Der achtgliedrige Pfad nach Patanjali - Die Yamas

In einem der wichtigsten Lehrtexte des Yoga, dem Yogasutra, dokumentierte der alte Yogi Patanajali seiner Zeit den achtgliedrigen Pfad des Yoga. Dieser dient als eine Art Leitlinie zu einem erfüllten und bewussten Leben. In insgesamt 196 Sutren bzw. Versen wurden die „Richtlinien“ niedergeschrieben, die letztendlich zur Erfüllung führen sollen. Sie beginnen mit den Yamas.

  1. Yamas – der Umgang mit der Umwelt und Mitmenschen
  2. Niyamas – der Umgang mit uns selbst
  3. Asanas – der Umgang mit dem Körper
  4. Pranayama – der Umgang mit dem Atem
  5. Pratyahara – der Umgang mit den Sinnen
  6. Dharana – der Umgang mit dem Geist/Konzentration
  7. Dhyana – Meditation
  8. Samadhi – innere Freiheit

Wenn du mehr über den achtgliedrigen Pfad nach Patanjali erfahren möchtest, dann schau unbedingt bei unserem separaten Blogartikel zu diesem Thema vorbei!

Was sind die 5 Yamas?

Das Wort Yama stammt aus dem Sanskrit und bedeutet so viel wie Lenkung oder Kontrolle. In den Yamas werden fünf Verhaltensgebote für den Umgang eines Individuums mit seinem äußeren Umfeld benannt. Gemeinsam mit den Niyamas bilden diese die Grundlage des achtgliedrigen Pfades nach Patanjali.

Die Yamas betonen das aktive Handeln und fungieren als Leitfaden für einen bewussten Umgang mit dem äußeren Umfeld. Es geht vor allem darum, den guten Absichten auch konkrete Handlungen folgen zu lassen. Die 5 Yamas stehen genau wie die 5 Niymas in enger Verbindung, sie ergänzen sich und bauen ohne Rangordnung aufeinander auf.

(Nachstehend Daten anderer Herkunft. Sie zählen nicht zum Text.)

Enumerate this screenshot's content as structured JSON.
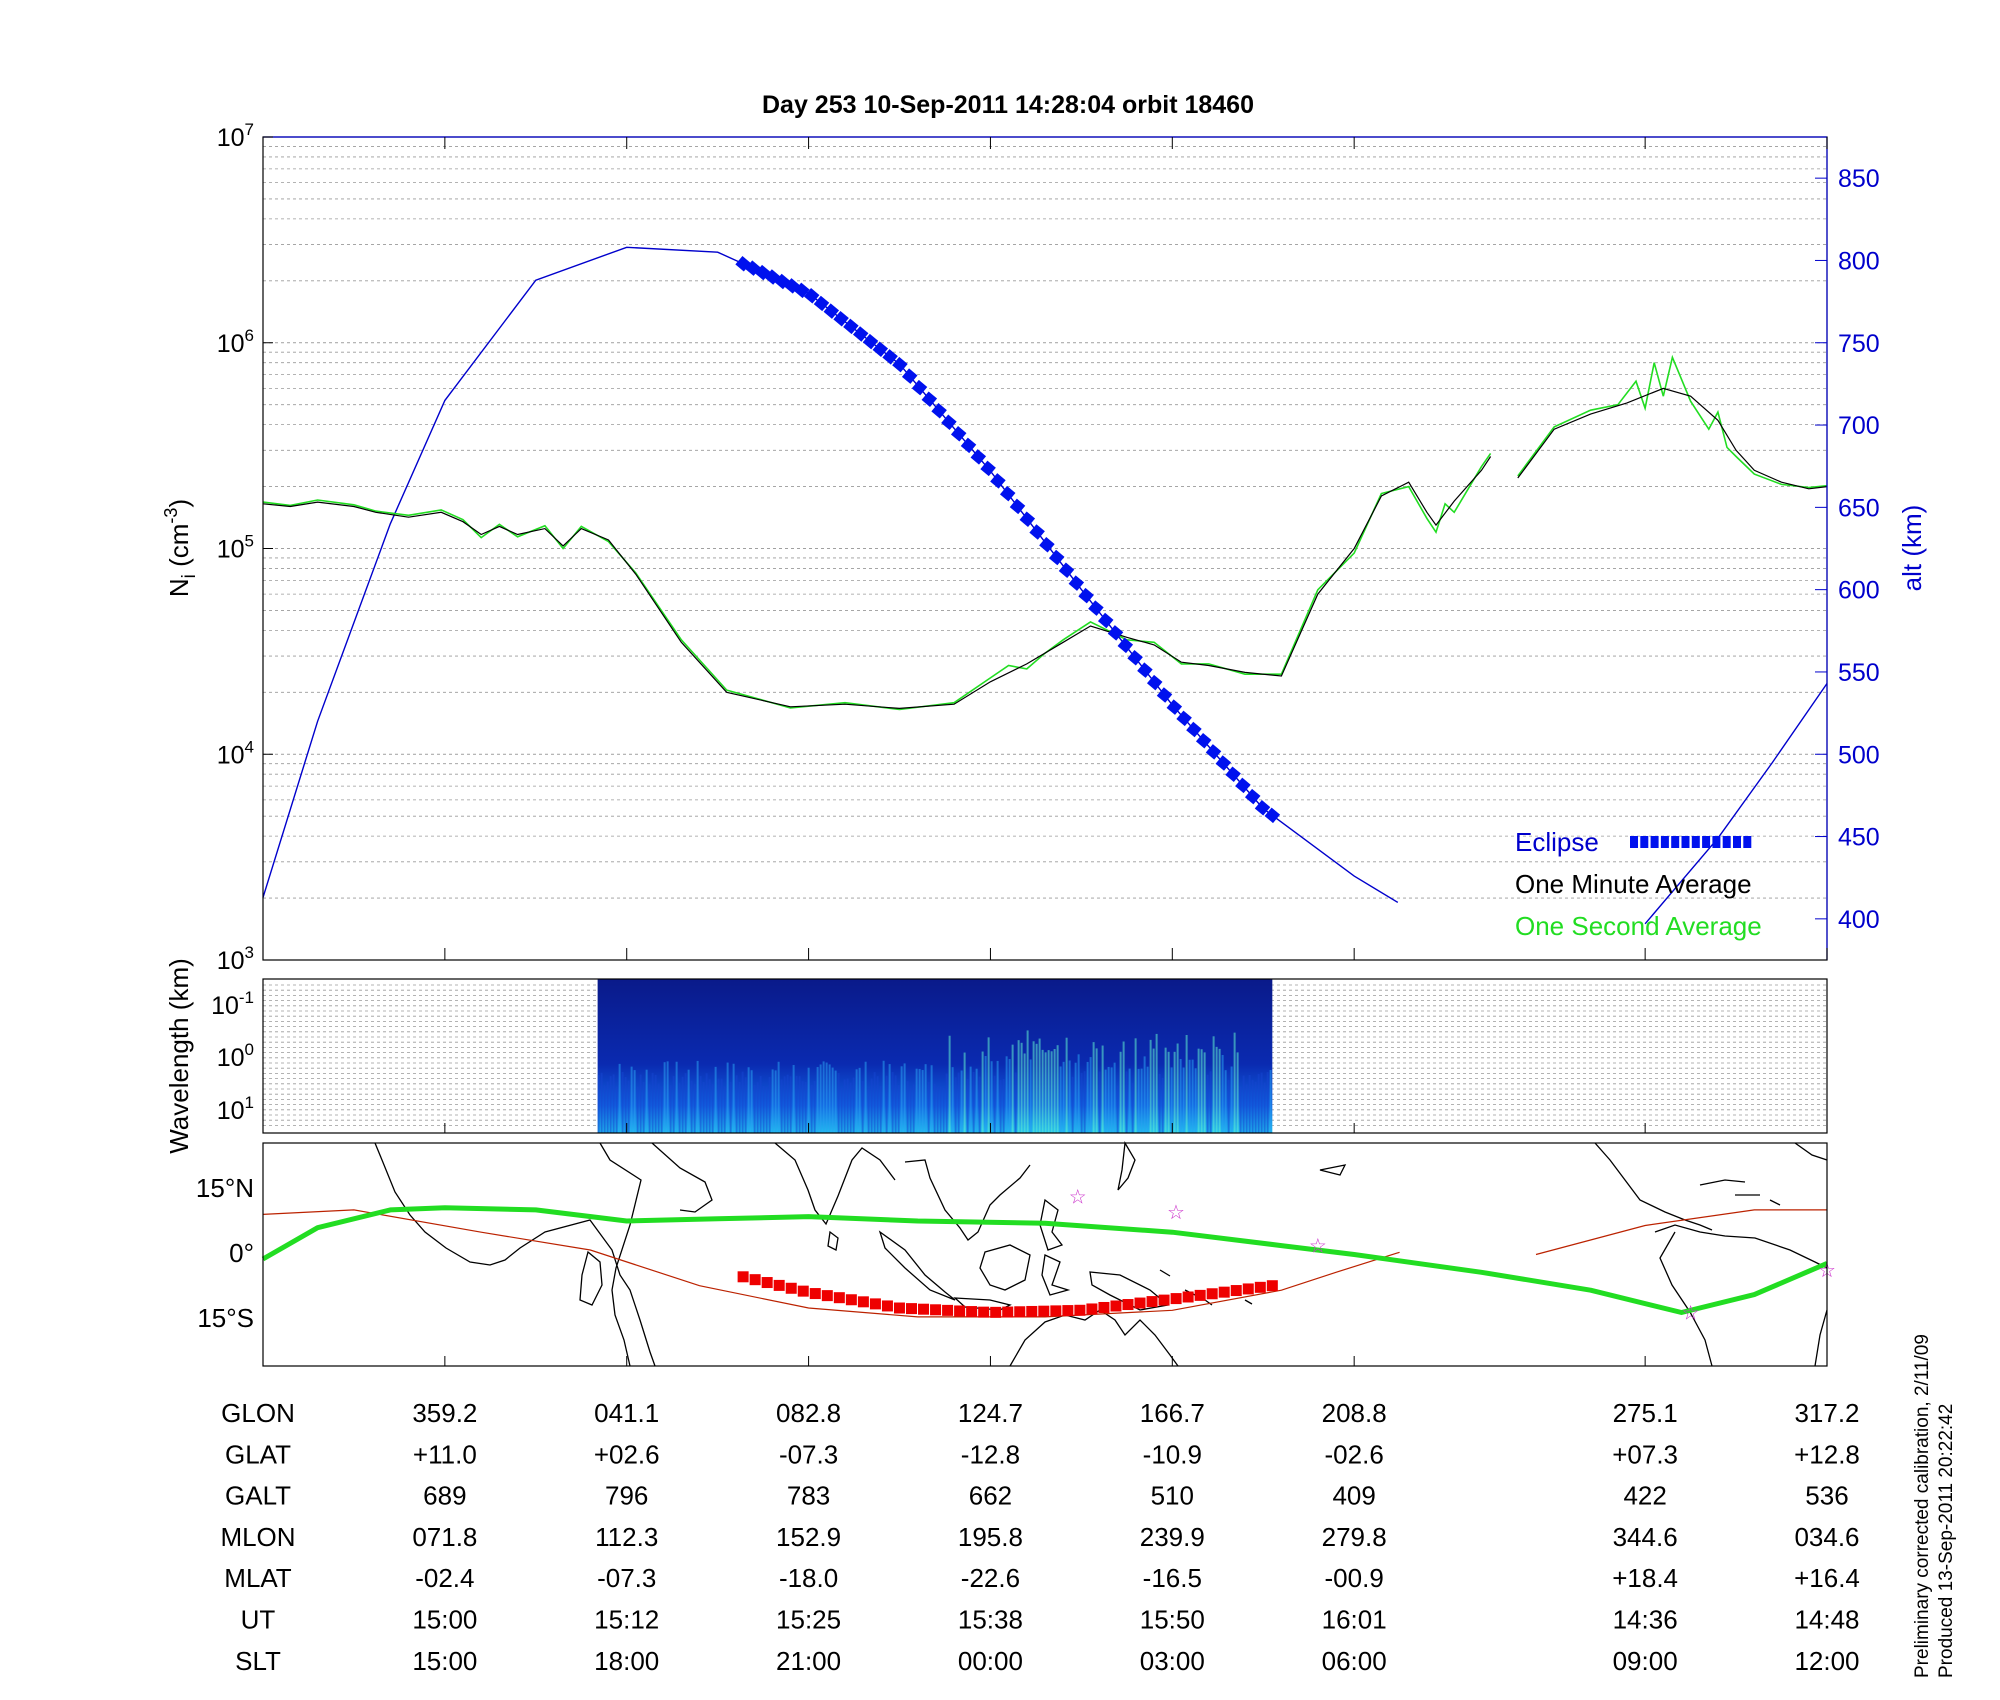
{
  "title": "Day 253  10-Sep-2011 14:28:04   orbit 18460",
  "colors": {
    "green": "#22dd22",
    "black": "#000000",
    "blue": "#0000cc",
    "eclipse_blue": "#0011ee",
    "red_eclipse": "#ee0000",
    "track_red": "#bb2200",
    "star": "#cc33cc"
  },
  "chart_data": [
    {
      "type": "line",
      "panel": "density",
      "ylabel_base": "N",
      "ylabel_sub": "i",
      "ylabel_unit": " (cm",
      "ylabel_exp": "-3",
      "ylabel_close": ")",
      "y_scale": "log",
      "ylim": [
        1000,
        10000000
      ],
      "y_ticks": [
        {
          "base": "10",
          "exp": "3",
          "v": 1000
        },
        {
          "base": "10",
          "exp": "4",
          "v": 10000
        },
        {
          "base": "10",
          "exp": "5",
          "v": 100000
        },
        {
          "base": "10",
          "exp": "6",
          "v": 1000000
        },
        {
          "base": "10",
          "exp": "7",
          "v": 10000000
        }
      ],
      "y2label": "alt (km)",
      "y2lim": [
        375,
        875
      ],
      "y2_ticks": [
        400,
        450,
        500,
        550,
        600,
        650,
        700,
        750,
        800,
        850
      ],
      "x_index_range": [
        0,
        8.6
      ],
      "x_ticks": [
        1,
        2,
        3,
        4,
        5,
        6,
        7.6,
        8.6
      ],
      "legend": [
        {
          "label": "Eclipse",
          "color": "blue"
        },
        {
          "label": "One Minute Average",
          "color": "black"
        },
        {
          "label": "One Second Average",
          "color": "green"
        }
      ],
      "legend_position": "bottom-right",
      "series": [
        {
          "name": "One Minute Average",
          "segments": [
            [
              [
                0,
                165000
              ],
              [
                0.15,
                160000
              ],
              [
                0.3,
                168000
              ],
              [
                0.5,
                160000
              ],
              [
                0.62,
                150000
              ],
              [
                0.8,
                142000
              ],
              [
                0.98,
                150000
              ],
              [
                1.1,
                135000
              ],
              [
                1.2,
                117000
              ],
              [
                1.3,
                128000
              ],
              [
                1.4,
                117000
              ],
              [
                1.55,
                125000
              ],
              [
                1.65,
                103000
              ],
              [
                1.75,
                125000
              ],
              [
                1.9,
                110000
              ],
              [
                2.05,
                75000
              ],
              [
                2.3,
                35000
              ],
              [
                2.55,
                20000
              ],
              [
                2.9,
                17000
              ],
              [
                3.2,
                17500
              ],
              [
                3.5,
                16700
              ],
              [
                3.8,
                17500
              ],
              [
                4.0,
                22500
              ],
              [
                4.2,
                27500
              ],
              [
                4.4,
                35000
              ],
              [
                4.55,
                42000
              ],
              [
                4.75,
                37000
              ],
              [
                4.9,
                34000
              ],
              [
                5.05,
                28000
              ],
              [
                5.2,
                27000
              ],
              [
                5.4,
                25000
              ],
              [
                5.6,
                24000
              ],
              [
                5.8,
                60000
              ],
              [
                6.0,
                100000
              ],
              [
                6.15,
                180000
              ],
              [
                6.3,
                210000
              ],
              [
                6.4,
                150000
              ],
              [
                6.45,
                130000
              ],
              [
                6.55,
                170000
              ],
              [
                6.7,
                240000
              ],
              [
                6.75,
                280000
              ]
            ],
            [
              [
                6.9,
                220000
              ],
              [
                7.1,
                380000
              ],
              [
                7.3,
                450000
              ],
              [
                7.5,
                510000
              ],
              [
                7.7,
                600000
              ],
              [
                7.85,
                550000
              ],
              [
                8.0,
                420000
              ],
              [
                8.1,
                300000
              ],
              [
                8.2,
                240000
              ],
              [
                8.35,
                210000
              ],
              [
                8.5,
                195000
              ],
              [
                8.6,
                200000
              ]
            ]
          ]
        },
        {
          "name": "One Second Average",
          "segments": [
            [
              [
                0,
                168000
              ],
              [
                0.15,
                162000
              ],
              [
                0.3,
                172000
              ],
              [
                0.5,
                163000
              ],
              [
                0.62,
                152000
              ],
              [
                0.8,
                145000
              ],
              [
                0.98,
                154000
              ],
              [
                1.1,
                138000
              ],
              [
                1.2,
                113000
              ],
              [
                1.3,
                131000
              ],
              [
                1.4,
                114000
              ],
              [
                1.55,
                129000
              ],
              [
                1.65,
                100000
              ],
              [
                1.75,
                128000
              ],
              [
                1.9,
                108000
              ],
              [
                2.05,
                76000
              ],
              [
                2.3,
                36000
              ],
              [
                2.55,
                20500
              ],
              [
                2.9,
                16800
              ],
              [
                3.2,
                17800
              ],
              [
                3.5,
                16500
              ],
              [
                3.8,
                17800
              ],
              [
                4.0,
                23500
              ],
              [
                4.1,
                27000
              ],
              [
                4.2,
                26000
              ],
              [
                4.3,
                31000
              ],
              [
                4.4,
                36000
              ],
              [
                4.55,
                44000
              ],
              [
                4.75,
                36000
              ],
              [
                4.9,
                35000
              ],
              [
                5.05,
                27500
              ],
              [
                5.2,
                27500
              ],
              [
                5.4,
                24500
              ],
              [
                5.6,
                24500
              ],
              [
                5.8,
                63000
              ],
              [
                6.0,
                95000
              ],
              [
                6.15,
                185000
              ],
              [
                6.3,
                200000
              ],
              [
                6.4,
                140000
              ],
              [
                6.45,
                120000
              ],
              [
                6.5,
                165000
              ],
              [
                6.55,
                150000
              ],
              [
                6.7,
                250000
              ],
              [
                6.75,
                290000
              ]
            ],
            [
              [
                6.9,
                225000
              ],
              [
                7.1,
                390000
              ],
              [
                7.3,
                470000
              ],
              [
                7.45,
                500000
              ],
              [
                7.55,
                650000
              ],
              [
                7.6,
                480000
              ],
              [
                7.65,
                800000
              ],
              [
                7.7,
                550000
              ],
              [
                7.75,
                850000
              ],
              [
                7.85,
                520000
              ],
              [
                7.95,
                380000
              ],
              [
                8.0,
                460000
              ],
              [
                8.05,
                310000
              ],
              [
                8.1,
                280000
              ],
              [
                8.2,
                230000
              ],
              [
                8.35,
                205000
              ],
              [
                8.5,
                198000
              ],
              [
                8.6,
                202000
              ]
            ]
          ]
        },
        {
          "name": "alt",
          "axis": "y2",
          "segments": [
            [
              [
                0,
                413
              ],
              [
                0.3,
                520
              ],
              [
                0.7,
                640
              ],
              [
                1.0,
                715
              ],
              [
                1.5,
                788
              ],
              [
                2.0,
                808
              ],
              [
                2.5,
                805
              ],
              [
                3.0,
                780
              ],
              [
                3.5,
                737
              ],
              [
                4.0,
                672
              ],
              [
                4.5,
                600
              ],
              [
                5.0,
                530
              ],
              [
                5.5,
                467
              ],
              [
                6.0,
                426
              ],
              [
                6.24,
                410
              ]
            ],
            [
              [
                7.6,
                397
              ],
              [
                8.0,
                449
              ],
              [
                8.3,
                495
              ],
              [
                8.6,
                543
              ]
            ]
          ]
        },
        {
          "name": "Eclipse",
          "axis": "y2",
          "x": [
            2.64,
            5.55
          ],
          "values": [
            803,
            438
          ]
        }
      ]
    },
    {
      "type": "heatmap",
      "panel": "spectrogram",
      "ylabel": "Wavelength (km)",
      "y_ticks": [
        {
          "base": "10",
          "exp": "-1"
        },
        {
          "base": "10",
          "exp": "0"
        },
        {
          "base": "10",
          "exp": "1"
        }
      ],
      "x_range": [
        1.84,
        5.55
      ]
    },
    {
      "type": "line",
      "panel": "map",
      "y_ticks": [
        "15°N",
        "0°",
        "15°S"
      ],
      "ylim": [
        -24,
        26
      ],
      "series": [
        {
          "name": "magnetic equator",
          "values": [
            [
              0,
              10
            ],
            [
              0.5,
              11
            ],
            [
              1.2,
              6
            ],
            [
              1.8,
              2
            ],
            [
              2.4,
              -6
            ],
            [
              3.0,
              -11
            ],
            [
              3.6,
              -13
            ],
            [
              4.3,
              -13
            ],
            [
              5.0,
              -11.5
            ],
            [
              5.6,
              -7
            ],
            [
              5.9,
              -3
            ],
            [
              6.25,
              1.5
            ]
          ],
          "values2": [
            [
              7.0,
              1
            ],
            [
              7.6,
              7.5
            ],
            [
              8.2,
              11
            ],
            [
              8.6,
              11
            ]
          ]
        },
        {
          "name": "track",
          "values": [
            [
              0,
              0
            ],
            [
              0.3,
              7
            ],
            [
              0.7,
              11
            ],
            [
              1.0,
              11.5
            ],
            [
              1.5,
              11
            ],
            [
              2.0,
              8.5
            ],
            [
              2.5,
              9
            ],
            [
              3.0,
              9.5
            ],
            [
              3.6,
              8.5
            ],
            [
              4.3,
              8
            ],
            [
              5.0,
              6
            ],
            [
              5.6,
              3
            ],
            [
              6.0,
              1
            ],
            [
              6.7,
              -3
            ],
            [
              7.3,
              -7
            ],
            [
              7.8,
              -12
            ],
            [
              8.2,
              -8
            ],
            [
              8.6,
              -1
            ]
          ]
        },
        {
          "name": "eclipse track",
          "x": [
            2.64,
            5.55
          ],
          "values": [
            [
              2.64,
              -4
            ],
            [
              3.0,
              -7.5
            ],
            [
              3.5,
              -11
            ],
            [
              4.0,
              -12
            ],
            [
              4.5,
              -11.5
            ],
            [
              5.0,
              -9
            ],
            [
              5.55,
              -6
            ]
          ]
        },
        {
          "name": "stars",
          "values": [
            [
              4.48,
              14
            ],
            [
              5.02,
              10.5
            ],
            [
              5.8,
              3
            ],
            [
              7.85,
              -12
            ],
            [
              8.6,
              -2.5
            ]
          ]
        }
      ]
    }
  ],
  "table": {
    "rows": [
      {
        "label": "GLON",
        "values": [
          "359.2",
          "041.1",
          "082.8",
          "124.7",
          "166.7",
          "208.8",
          "275.1",
          "317.2"
        ]
      },
      {
        "label": "GLAT",
        "values": [
          "+11.0",
          "+02.6",
          "-07.3",
          "-12.8",
          "-10.9",
          "-02.6",
          "+07.3",
          "+12.8"
        ]
      },
      {
        "label": "GALT",
        "values": [
          "689",
          "796",
          "783",
          "662",
          "510",
          "409",
          "422",
          "536"
        ]
      },
      {
        "label": "MLON",
        "values": [
          "071.8",
          "112.3",
          "152.9",
          "195.8",
          "239.9",
          "279.8",
          "344.6",
          "034.6"
        ]
      },
      {
        "label": "MLAT",
        "values": [
          "-02.4",
          "-07.3",
          "-18.0",
          "-22.6",
          "-16.5",
          "-00.9",
          "+18.4",
          "+16.4"
        ]
      },
      {
        "label": "UT",
        "values": [
          "15:00",
          "15:12",
          "15:25",
          "15:38",
          "15:50",
          "16:01",
          "14:36",
          "14:48"
        ]
      },
      {
        "label": "SLT",
        "values": [
          "15:00",
          "18:00",
          "21:00",
          "00:00",
          "03:00",
          "06:00",
          "09:00",
          "12:00"
        ]
      }
    ]
  },
  "footnote": {
    "line1": "Preliminary corrected calibration, 2/11/09",
    "line2": "Produced 13-Sep-2011 20:22:42"
  }
}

„Gewaltlosigkeit, Wahrhaftigkeit, Nicht-Stehlen, Maßhalten und Nich-Horten sind die äußere Disziplin.“ (Patanjali Yogasutra 2.30)

Die 5 Yamas

1. Ahimsa (Gewaltlosigkeit)

Ahimsa beschreibt die Gewaltlosigkeit, das Nicht-Verletzen und das nicht Nicht-Schädigen, sowohl auf körperlicher Ebene als auch im Bereich des Sprechens und Denkens.

Das erste Yama lehrt uns, bewusst darauf zu achten, keinen Schaden zuzufügen, sei es durch unsere Handlungen, Worte oder Gedanken. Es ermutigt uns, Mitgefühl zu kultivieren und eine Atmosphäre des Respekts zu schaffen – nicht nur für andere, sondern auch für uns selbst.

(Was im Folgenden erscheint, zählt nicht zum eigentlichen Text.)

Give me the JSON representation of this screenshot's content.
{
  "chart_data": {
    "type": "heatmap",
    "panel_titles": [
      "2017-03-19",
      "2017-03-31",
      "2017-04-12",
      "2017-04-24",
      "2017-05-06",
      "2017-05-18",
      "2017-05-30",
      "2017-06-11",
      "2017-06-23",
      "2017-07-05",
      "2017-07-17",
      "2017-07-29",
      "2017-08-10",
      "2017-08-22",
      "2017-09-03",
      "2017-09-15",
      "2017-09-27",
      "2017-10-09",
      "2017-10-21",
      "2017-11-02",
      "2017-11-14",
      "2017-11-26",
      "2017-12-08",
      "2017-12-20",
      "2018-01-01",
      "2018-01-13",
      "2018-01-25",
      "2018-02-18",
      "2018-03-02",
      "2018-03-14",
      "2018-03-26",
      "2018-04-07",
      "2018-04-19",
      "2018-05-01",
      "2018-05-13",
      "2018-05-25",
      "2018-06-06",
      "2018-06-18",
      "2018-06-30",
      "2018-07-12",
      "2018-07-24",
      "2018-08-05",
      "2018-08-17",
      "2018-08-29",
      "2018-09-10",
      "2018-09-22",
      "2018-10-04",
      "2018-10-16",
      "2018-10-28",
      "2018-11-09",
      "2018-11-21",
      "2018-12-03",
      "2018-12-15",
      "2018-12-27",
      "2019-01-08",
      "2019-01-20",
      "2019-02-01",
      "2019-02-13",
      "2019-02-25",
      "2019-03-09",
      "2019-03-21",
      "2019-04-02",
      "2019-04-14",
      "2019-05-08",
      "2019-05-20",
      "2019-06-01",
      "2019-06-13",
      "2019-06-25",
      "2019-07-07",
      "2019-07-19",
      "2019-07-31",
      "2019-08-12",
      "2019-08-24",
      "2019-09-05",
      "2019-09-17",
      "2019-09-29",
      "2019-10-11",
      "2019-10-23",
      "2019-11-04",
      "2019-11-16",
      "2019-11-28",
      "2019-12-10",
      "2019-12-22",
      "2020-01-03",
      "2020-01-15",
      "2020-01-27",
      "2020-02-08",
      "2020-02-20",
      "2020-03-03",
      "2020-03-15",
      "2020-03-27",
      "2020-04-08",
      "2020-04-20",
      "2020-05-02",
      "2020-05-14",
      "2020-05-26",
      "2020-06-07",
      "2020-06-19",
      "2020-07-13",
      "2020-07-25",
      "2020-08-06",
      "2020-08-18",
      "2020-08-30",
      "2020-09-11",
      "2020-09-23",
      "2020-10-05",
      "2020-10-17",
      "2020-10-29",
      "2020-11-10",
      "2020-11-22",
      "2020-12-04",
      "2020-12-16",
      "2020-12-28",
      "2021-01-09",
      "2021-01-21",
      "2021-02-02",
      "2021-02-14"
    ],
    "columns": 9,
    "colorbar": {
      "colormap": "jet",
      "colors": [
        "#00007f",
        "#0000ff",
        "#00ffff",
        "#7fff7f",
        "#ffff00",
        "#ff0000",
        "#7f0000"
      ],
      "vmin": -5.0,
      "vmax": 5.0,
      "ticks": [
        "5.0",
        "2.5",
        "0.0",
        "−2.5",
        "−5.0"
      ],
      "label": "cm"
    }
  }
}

Ahimsa ist eine kraftvolle innerliche Stärke, die sich darauf konzentriert, stets mit sich selbst im Einklang zu bleiben, unabhängig von äußeren Geschehnissen. Oft lassen wir uns von äußeren Umständen und Ereignissen stark beeinflussen, reagieren impulsiv und übernehmen die Emotionen anderer. Im Kern bedeutet Ahimsa jedoch, inmitten herausfordernder Situationen innerlich ruhig und ausgeglichen zu bleiben, ohne von den Reaktionen des Umfelds mitgerissen zu werden.

2. Sathya (Wahrheit, Wahrhaftigkeit)

Wahrheit ist ein großes und mächtiges Wort. Eigentlich ist es noch viel mehr – es ist ein Gebot. Das Yama Sathya dreht sich um das, was ist, und zwar die Wahrheit.

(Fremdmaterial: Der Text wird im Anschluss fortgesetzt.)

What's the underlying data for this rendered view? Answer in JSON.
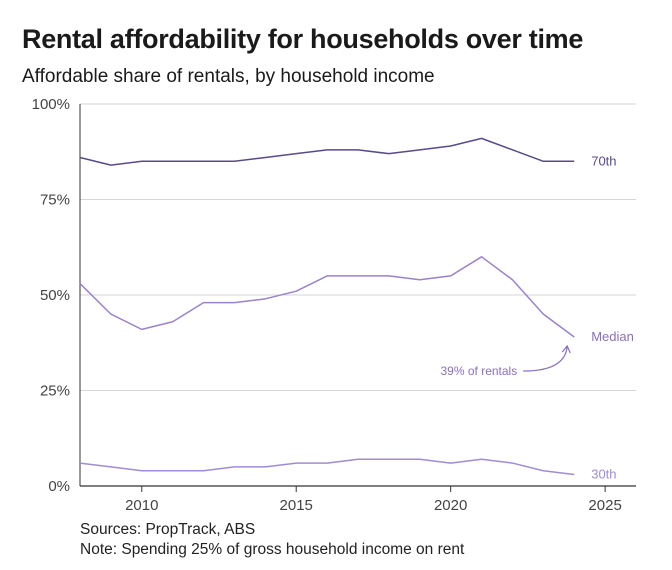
{
  "title": "Rental affordability for households over time",
  "subtitle": "Affordable share of rentals, by household income",
  "footer": {
    "sources": "Sources: PropTrack, ABS",
    "note": "Note: Spending 25% of gross household income on rent"
  },
  "colors": {
    "line_70th": "#5a4a8a",
    "line_median": "#9b82cc",
    "line_30th": "#a08cd4",
    "label_70th": "#5a4a8a",
    "label_median": "#8a6fc0",
    "grid": "#d6d6d6",
    "axis": "#333333"
  },
  "chart_data": {
    "type": "line",
    "title": "Rental affordability for households over time",
    "subtitle": "Affordable share of rentals, by household income",
    "xlabel": "",
    "ylabel": "",
    "xlim": [
      2008,
      2026
    ],
    "ylim": [
      0,
      100
    ],
    "x_ticks": [
      2010,
      2015,
      2020,
      2025
    ],
    "x_tick_labels": [
      "2010",
      "2015",
      "2020",
      "2025"
    ],
    "y_ticks": [
      0,
      25,
      50,
      75,
      100
    ],
    "y_tick_labels": [
      "0%",
      "25%",
      "50%",
      "75%",
      "100%"
    ],
    "grid": true,
    "x": [
      2008,
      2009,
      2010,
      2011,
      2012,
      2013,
      2014,
      2015,
      2016,
      2017,
      2018,
      2019,
      2020,
      2021,
      2022,
      2023,
      2024
    ],
    "series": [
      {
        "name": "70th",
        "label": "70th",
        "color_key": "line_70th",
        "values": [
          86,
          84,
          85,
          85,
          85,
          85,
          86,
          87,
          88,
          88,
          87,
          88,
          89,
          91,
          88,
          85,
          85
        ]
      },
      {
        "name": "Median",
        "label": "Median",
        "color_key": "line_median",
        "values": [
          53,
          45,
          41,
          43,
          48,
          48,
          49,
          51,
          55,
          55,
          55,
          54,
          55,
          60,
          54,
          45,
          39
        ]
      },
      {
        "name": "30th",
        "label": "30th",
        "color_key": "line_30th",
        "values": [
          6,
          5,
          4,
          4,
          4,
          5,
          5,
          6,
          6,
          7,
          7,
          7,
          6,
          7,
          6,
          4,
          3
        ]
      }
    ],
    "annotations": [
      {
        "text": "39% of rentals",
        "series": "Median",
        "x": 2024,
        "y": 39
      }
    ]
  }
}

In einer Welt, in der wir ständig nur unsere beste Seite zeigen, über unsere Erfolge sprechen und die schönsten Bilder präsentieren, ist die Wahrhaftigkeit gegenüber anderen aber auch gegenüber sich selbst gewiss nicht mehr die Regel.

Wie oft hast du in den letzten Monaten Ja gesagt, obwohl du eigentlich Nein meintest? Wie oft hat sich eine kleine Notlüge eingeschlichen, um dich besser erklären zu können? Für den Moment scheinen diese Situation belanglos, langfristig lebst du damit jedoch nicht authentisch.

Durch Achtsamkeit und Selbstreflexion können wir unsere Gedanken, Gefühle und Handlungen hinterfragen und eigene Muster erkennen. Wir lernen ehrlich zu uns selbst und ehrlich zu anderen zu sein – bis sich Sathya tief in uns verankert hat und wir ein authentisches Leben führen.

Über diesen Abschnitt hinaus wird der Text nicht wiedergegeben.